Техника игры в блинчики | страница 73
"Есть в этом что-то… Определенно есть!"
За последние полгода Виктор написал два сценария и три десятка совсем неплохих стихов.
"На сборник, определенно, хватит".
Впрочем, чего мелочиться. Его стихи звучат едва ли не из каждого кабака, где есть граммофон.
"Я популярен… Я, жуть, как популярен!"
Ну, допустим, популярна скорее Татьяна, но поет-то "мадмуазель Виктория" его песни. И чем дальше, тем больше именно его. В "Золушке", как и в "Дуне", других текстов, собственно, и нет.
И ведь не он один ни с того, ни с сего заделался вдруг "инженером человеческих душ". О журналистском даре Степана и говорить нечего, что есть, то есть: талант, как говорится, не пропьешь. Матвеев "давно" писал — уже целый год — и явно (и не без оснований) метил в первые перья столетия. Во всяком случае, по эту сторону океана и "железного занавеса". Но, смотри-ка, и у Олега неожиданно прорезался "слог".
"Это может что-то значить? — спросил себя Виктор, глядя на неспешно падающий рождественский снег. — А черт его знает!"
Рождество отмечали дважды: на австрийский манер и на германский. Австрийцы и некоторые баварцы, как рассказала им Вильда, устраивают главную рождественскую трапезу — одни называют ее обедом, другие — ужином, накануне, то есть двадцать четвертого. Так что вечером они устроили "альпийскую вечеринку" — скромный ужин при свечах с обязательным по ту сторону границы жареным карпом и картофельным супом. Получилось недурно, вкусно, весело и необременительно для желудка, чего не скажешь о печени — секта выпили три бутылки на троих. Зато потом, когда "газы" ударили по мозгам, полночи играли в снежки и стреляли по пустым бутылкам из коллекционных ружей Баста.

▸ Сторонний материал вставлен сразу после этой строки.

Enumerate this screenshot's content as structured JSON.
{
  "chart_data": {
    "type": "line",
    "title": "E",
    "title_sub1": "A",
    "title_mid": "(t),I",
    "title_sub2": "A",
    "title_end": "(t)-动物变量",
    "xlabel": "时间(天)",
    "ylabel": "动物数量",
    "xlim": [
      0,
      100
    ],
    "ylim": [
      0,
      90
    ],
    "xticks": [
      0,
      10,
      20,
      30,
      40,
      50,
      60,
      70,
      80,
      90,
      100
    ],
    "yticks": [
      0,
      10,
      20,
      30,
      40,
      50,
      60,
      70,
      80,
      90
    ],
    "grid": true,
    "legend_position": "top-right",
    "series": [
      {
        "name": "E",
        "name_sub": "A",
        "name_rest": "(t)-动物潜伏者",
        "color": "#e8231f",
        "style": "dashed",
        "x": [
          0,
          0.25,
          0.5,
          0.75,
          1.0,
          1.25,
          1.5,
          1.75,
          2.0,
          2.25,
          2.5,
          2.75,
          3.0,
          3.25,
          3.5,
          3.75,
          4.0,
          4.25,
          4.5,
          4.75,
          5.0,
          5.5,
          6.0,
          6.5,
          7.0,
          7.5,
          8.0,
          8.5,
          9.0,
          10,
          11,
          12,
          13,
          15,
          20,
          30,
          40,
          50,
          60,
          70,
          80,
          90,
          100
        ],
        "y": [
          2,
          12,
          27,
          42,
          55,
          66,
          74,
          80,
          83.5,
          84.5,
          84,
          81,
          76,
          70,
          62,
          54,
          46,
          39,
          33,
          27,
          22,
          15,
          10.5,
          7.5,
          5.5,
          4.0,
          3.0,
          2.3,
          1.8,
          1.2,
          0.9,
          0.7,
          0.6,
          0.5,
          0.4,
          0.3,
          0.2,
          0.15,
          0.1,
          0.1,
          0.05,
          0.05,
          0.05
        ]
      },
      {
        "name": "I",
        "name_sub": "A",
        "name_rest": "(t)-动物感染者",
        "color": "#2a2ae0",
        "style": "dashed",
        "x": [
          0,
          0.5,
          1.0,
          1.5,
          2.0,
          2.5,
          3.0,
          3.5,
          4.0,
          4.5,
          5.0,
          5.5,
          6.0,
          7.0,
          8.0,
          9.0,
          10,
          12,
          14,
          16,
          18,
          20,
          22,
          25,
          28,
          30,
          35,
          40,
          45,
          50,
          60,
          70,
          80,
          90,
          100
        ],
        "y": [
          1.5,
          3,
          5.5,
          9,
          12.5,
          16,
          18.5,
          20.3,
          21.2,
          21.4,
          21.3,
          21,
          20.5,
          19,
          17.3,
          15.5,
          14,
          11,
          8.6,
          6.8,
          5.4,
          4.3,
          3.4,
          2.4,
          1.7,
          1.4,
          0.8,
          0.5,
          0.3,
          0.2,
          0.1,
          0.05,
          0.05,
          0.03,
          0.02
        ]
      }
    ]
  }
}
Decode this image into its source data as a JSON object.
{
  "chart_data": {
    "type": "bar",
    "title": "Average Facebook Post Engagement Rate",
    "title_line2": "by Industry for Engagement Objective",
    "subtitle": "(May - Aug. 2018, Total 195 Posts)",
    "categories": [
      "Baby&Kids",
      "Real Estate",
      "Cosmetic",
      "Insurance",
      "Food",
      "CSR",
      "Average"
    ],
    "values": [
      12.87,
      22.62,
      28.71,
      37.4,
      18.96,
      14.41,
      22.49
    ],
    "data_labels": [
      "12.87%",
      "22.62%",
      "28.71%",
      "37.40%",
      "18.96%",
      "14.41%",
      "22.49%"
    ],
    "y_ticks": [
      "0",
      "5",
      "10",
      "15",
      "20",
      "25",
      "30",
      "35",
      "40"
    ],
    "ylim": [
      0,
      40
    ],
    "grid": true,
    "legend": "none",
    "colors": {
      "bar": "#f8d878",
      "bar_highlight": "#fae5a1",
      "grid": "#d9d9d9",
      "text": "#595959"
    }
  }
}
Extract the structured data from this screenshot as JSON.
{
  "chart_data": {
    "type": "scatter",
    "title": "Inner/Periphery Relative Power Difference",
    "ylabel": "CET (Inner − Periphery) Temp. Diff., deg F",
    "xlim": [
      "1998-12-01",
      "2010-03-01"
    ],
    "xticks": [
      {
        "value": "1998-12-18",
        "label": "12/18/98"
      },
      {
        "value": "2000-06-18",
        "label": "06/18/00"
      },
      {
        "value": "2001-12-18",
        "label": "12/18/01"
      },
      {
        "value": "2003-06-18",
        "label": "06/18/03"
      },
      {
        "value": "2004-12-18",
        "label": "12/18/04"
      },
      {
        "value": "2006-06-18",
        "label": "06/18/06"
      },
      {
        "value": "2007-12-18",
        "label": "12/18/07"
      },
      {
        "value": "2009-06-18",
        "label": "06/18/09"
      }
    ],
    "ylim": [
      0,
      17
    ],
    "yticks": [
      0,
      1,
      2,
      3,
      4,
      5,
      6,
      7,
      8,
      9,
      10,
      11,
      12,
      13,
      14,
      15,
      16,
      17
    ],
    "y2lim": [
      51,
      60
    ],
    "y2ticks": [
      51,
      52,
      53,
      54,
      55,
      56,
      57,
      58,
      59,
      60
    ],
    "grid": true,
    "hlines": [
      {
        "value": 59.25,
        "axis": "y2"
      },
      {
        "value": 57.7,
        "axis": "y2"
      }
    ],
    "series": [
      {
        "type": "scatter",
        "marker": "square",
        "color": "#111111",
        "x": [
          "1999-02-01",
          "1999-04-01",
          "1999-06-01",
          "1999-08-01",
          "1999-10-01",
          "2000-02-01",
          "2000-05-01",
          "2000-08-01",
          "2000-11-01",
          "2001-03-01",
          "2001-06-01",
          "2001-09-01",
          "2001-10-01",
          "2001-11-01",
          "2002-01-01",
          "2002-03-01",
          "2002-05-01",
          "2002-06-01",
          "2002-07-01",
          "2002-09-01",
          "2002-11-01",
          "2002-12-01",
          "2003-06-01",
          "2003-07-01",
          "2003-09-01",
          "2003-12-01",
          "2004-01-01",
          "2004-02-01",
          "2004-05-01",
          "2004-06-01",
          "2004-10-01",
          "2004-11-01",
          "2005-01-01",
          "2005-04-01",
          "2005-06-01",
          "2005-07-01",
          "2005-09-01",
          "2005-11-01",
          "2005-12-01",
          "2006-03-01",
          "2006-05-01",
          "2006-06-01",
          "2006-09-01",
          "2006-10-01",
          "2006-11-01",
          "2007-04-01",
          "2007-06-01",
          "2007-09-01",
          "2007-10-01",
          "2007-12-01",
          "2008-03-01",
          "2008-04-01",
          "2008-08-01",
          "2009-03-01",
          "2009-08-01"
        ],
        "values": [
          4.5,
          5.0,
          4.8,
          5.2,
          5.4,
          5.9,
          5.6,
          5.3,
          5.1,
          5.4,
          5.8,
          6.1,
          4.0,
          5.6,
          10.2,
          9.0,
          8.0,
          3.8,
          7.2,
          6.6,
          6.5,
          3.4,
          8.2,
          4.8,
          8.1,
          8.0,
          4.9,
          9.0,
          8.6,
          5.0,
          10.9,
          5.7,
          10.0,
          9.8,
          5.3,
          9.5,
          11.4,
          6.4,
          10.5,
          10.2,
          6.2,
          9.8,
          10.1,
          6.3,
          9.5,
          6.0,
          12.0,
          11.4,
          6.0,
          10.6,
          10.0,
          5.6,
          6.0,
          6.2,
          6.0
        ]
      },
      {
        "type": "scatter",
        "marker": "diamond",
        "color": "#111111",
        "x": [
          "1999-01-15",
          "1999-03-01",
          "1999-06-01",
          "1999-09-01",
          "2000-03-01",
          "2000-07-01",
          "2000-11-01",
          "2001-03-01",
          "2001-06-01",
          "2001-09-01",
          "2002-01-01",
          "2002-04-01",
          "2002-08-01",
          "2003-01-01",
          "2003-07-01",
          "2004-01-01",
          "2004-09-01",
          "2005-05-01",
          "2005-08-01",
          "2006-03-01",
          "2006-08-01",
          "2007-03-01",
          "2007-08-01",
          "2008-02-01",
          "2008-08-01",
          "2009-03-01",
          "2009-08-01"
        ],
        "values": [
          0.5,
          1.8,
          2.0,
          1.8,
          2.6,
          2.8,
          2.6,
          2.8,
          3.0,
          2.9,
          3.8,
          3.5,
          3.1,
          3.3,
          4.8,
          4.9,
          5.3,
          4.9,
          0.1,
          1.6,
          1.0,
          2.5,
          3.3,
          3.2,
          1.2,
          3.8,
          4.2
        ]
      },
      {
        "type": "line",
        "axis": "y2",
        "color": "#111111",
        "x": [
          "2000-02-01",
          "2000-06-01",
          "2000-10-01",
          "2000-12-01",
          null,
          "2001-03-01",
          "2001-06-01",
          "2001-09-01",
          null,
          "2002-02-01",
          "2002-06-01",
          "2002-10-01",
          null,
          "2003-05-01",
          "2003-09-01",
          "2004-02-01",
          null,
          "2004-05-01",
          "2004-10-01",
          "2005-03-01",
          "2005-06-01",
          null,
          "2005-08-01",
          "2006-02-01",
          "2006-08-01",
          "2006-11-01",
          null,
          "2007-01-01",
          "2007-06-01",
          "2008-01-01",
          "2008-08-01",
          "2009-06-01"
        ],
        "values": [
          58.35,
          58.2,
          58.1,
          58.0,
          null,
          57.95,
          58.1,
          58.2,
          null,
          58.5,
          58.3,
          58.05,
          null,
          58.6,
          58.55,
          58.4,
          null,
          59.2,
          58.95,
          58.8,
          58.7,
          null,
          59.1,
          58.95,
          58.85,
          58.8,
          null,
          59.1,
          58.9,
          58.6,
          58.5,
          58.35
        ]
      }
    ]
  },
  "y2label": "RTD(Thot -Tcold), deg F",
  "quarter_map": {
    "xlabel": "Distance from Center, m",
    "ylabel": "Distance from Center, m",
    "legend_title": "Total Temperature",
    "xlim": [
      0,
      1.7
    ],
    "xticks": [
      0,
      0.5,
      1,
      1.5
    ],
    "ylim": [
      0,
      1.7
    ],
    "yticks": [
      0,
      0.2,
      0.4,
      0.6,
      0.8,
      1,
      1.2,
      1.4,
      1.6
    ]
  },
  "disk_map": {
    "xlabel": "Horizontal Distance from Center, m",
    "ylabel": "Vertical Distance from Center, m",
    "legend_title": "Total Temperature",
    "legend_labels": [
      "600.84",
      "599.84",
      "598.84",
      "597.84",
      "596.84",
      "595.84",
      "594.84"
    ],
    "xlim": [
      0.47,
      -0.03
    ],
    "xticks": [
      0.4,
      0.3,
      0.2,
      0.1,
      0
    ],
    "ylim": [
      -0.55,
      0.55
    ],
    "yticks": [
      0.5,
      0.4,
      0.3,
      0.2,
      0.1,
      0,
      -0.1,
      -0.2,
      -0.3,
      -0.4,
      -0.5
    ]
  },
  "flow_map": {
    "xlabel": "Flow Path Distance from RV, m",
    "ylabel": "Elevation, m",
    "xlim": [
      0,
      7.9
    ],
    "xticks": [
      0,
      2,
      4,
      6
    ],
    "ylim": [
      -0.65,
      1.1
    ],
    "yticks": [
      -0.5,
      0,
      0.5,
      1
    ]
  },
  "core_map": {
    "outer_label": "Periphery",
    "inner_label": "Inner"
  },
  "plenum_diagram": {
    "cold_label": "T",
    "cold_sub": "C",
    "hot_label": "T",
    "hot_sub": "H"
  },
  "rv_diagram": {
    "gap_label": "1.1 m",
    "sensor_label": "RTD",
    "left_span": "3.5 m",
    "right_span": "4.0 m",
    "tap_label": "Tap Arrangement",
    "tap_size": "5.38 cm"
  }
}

А еще потом…
Черт его знает, как это у них "сложилось". По идее, никак не должно было, ведь у Тани — так, во всяком случае, полагал Виктор — был давний, еще из прошлого-будущего, роман с Олегом. Но "роман", похоже, не задался, а потом началось чудовищное "головокружение от успехов", когда вокруг новой звезды — "спортсменки, комсомолки и просто красавицы" — тучей мотыльков вокруг зехофской лампы закружились не одни только "пикассы" и "шевалье", но и прочие разные красавцы с громкими и не слишком именами. Нет, могло, разумеется, "бросить" как-нибудь ненароком друг другу в объятия. С пьяных глаз, скажем, или от тоски и одиночества, и вообще, когда два человека — мужчина и женщина — так часто и подолгу остаются тет-а-тет, ничего иного и ожидать не приходится. Но именно этого-то Виктор и не хотел, особенно учитывая события, однажды имевшие место в "домике в Арденнах". Не хотел, не желал… И стойко держал дистанцию, сохраняя независимость и "профессиональную отстраненность" от сферы личной жизни Татьяны, скоро и драматически преобразившейся в совершенно нового человека — актрису и разведчицу Викторию Фар. И вот в эту женщину он умудрился, в конце концов, влюбиться, обнаружив — совершенно, следует заметить, неожиданно для самого себя — что не только любит, как давно уже никого не любил, но и любим. И опять же не абы как, а так, как каждый мужчина мечтает — пусть даже и в тайне от себя самого — быть любимым.